Стоит дом на улице Гоголя. Великий писатель не имел никакого отношения к данной местности. Есть предположение, чиновник, который ввёл в топонимику населённого пункта Николая Васильевича, делал это из соображения, а вдруг автор «Невского проспекта» мистическим образом поможет Городку обрести свой Невский проспект.
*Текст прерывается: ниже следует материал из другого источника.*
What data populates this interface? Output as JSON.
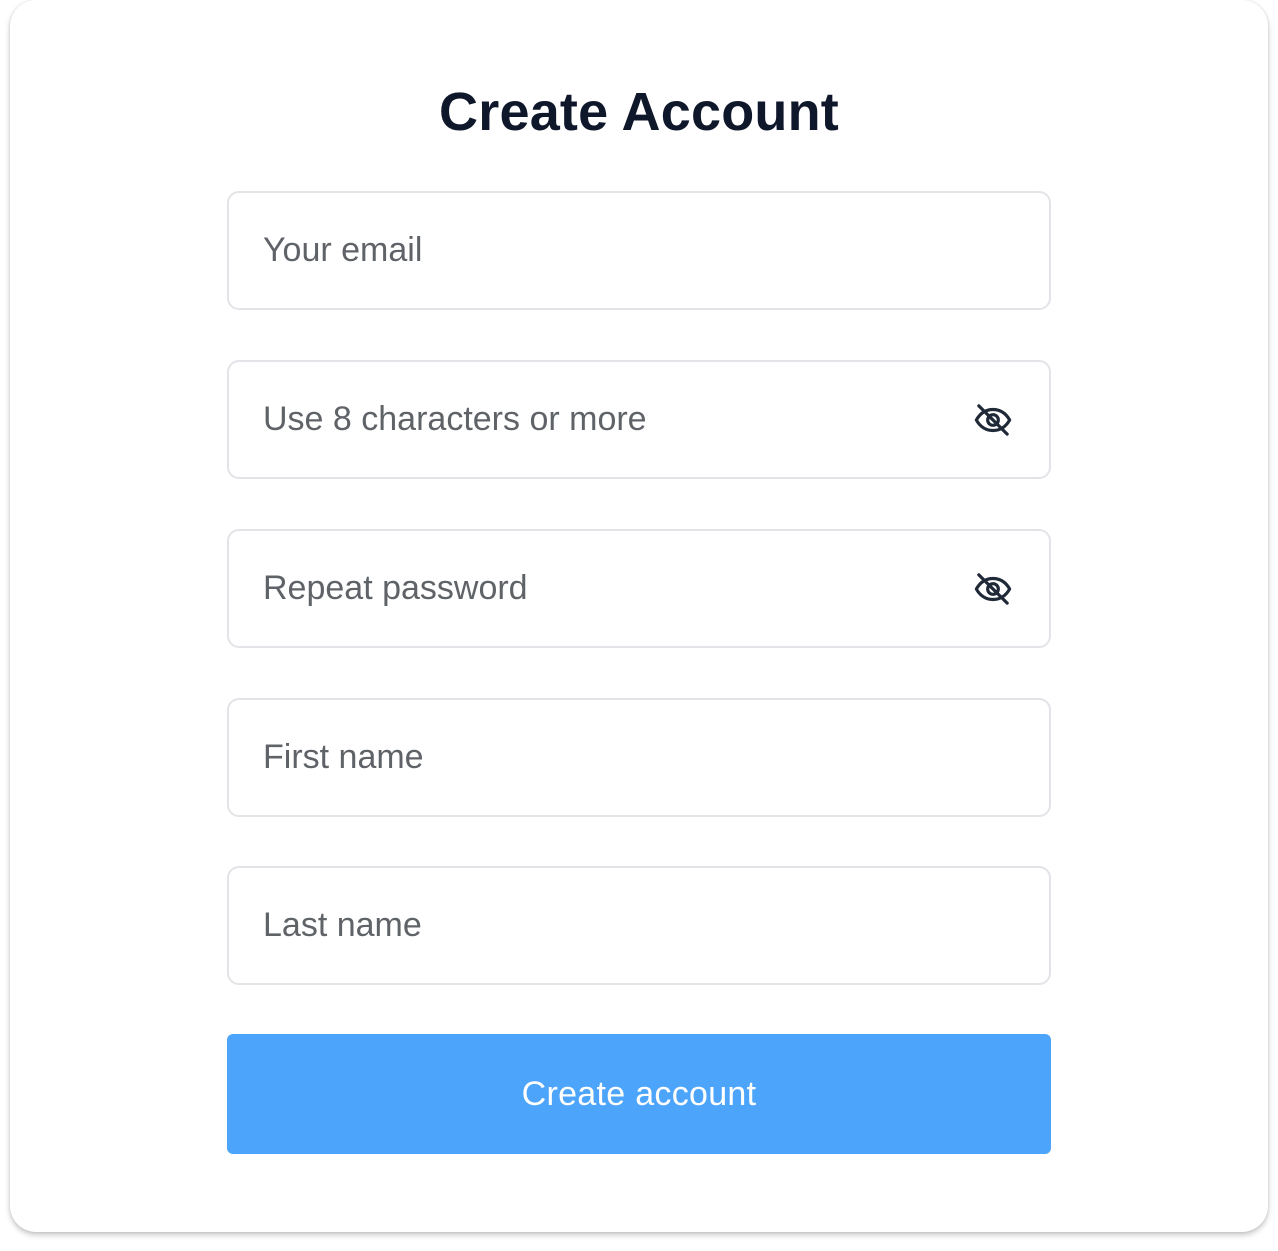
{
  "form": {
    "title": "Create Account",
    "fields": {
      "email": {
        "placeholder": "Your email",
        "value": ""
      },
      "password": {
        "placeholder": "Use 8 characters or more",
        "value": "",
        "icon": "eye-off-icon"
      },
      "repeat_password": {
        "placeholder": "Repeat password",
        "value": "",
        "icon": "eye-off-icon"
      },
      "first_name": {
        "placeholder": "First name",
        "value": ""
      },
      "last_name": {
        "placeholder": "Last name",
        "value": ""
      }
    },
    "submit_label": "Create account"
  },
  "colors": {
    "accent": "#4da5fb",
    "title": "#0f172a",
    "placeholder": "#5f6368",
    "border": "#e2e4e7"
  }
}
Почему бы нет, рассуждал, ведь Нева от улицы, носящей имя великого писателя, отстоит не намного дальше, чем в Питере от знаменитого проспекта.
Пока мистического влияния Гоголя на обретение Городком черт Питера не наблюдается, дело с Невским проспектом застопорилось.
Нам печалиться по данному поводу некогда, пора начинать повествование о доме по Гоголя, 15. Рассказ коснётся целого ряда квартир интересующей нас парадной, а стартовать будем с «нехорошей». Вовсе не от того, что «в семье не без урода», который в первую очередь норовит попасть в строку. С ходу и не объяснишь, почему «шестнадцатая» напросилась в самое начало жизнеописания дома.
Прокурор и его тёща
«Шестнадцатая» завершала список первой парадной. Никогда не встречал в домах «нумерацию с хвоста поезда», поэтому последняя квартира классически находится на последнем этаже, в нашем случае – четвёртом. Была она не категорически нехорошей, как у Булгакова в «Мастере и Маргарите». Воланд со своей свитой, насколько известно автору, в ней не останавливался. Однако на площадях, ограниченных стенами «шестнадцатой», случались пожары, потопы, разводы, самоубийства.
Лида Яркова из «третьей» квартиры не один раз говорила владельцам «шестнадцатой»: «Надо срочно освятить помещение». Однако никто к ней много лет не прислушивался.
Если не углубляться в историю «шестнадцатой», а начать с нулевых годов XXI века, стартовый год нулевых знаменателен для квартиры фактом – в ней поселился прокурор Городка. И не откуда-то с соседней улицы переехал, а из далёкого жаркого Ташкента. Как он, из другого государства прибывши, стал прокурором – история умалчивает. В те годы (как, собственно, и в текущие) немало чудес имело место в чиновничьей среде.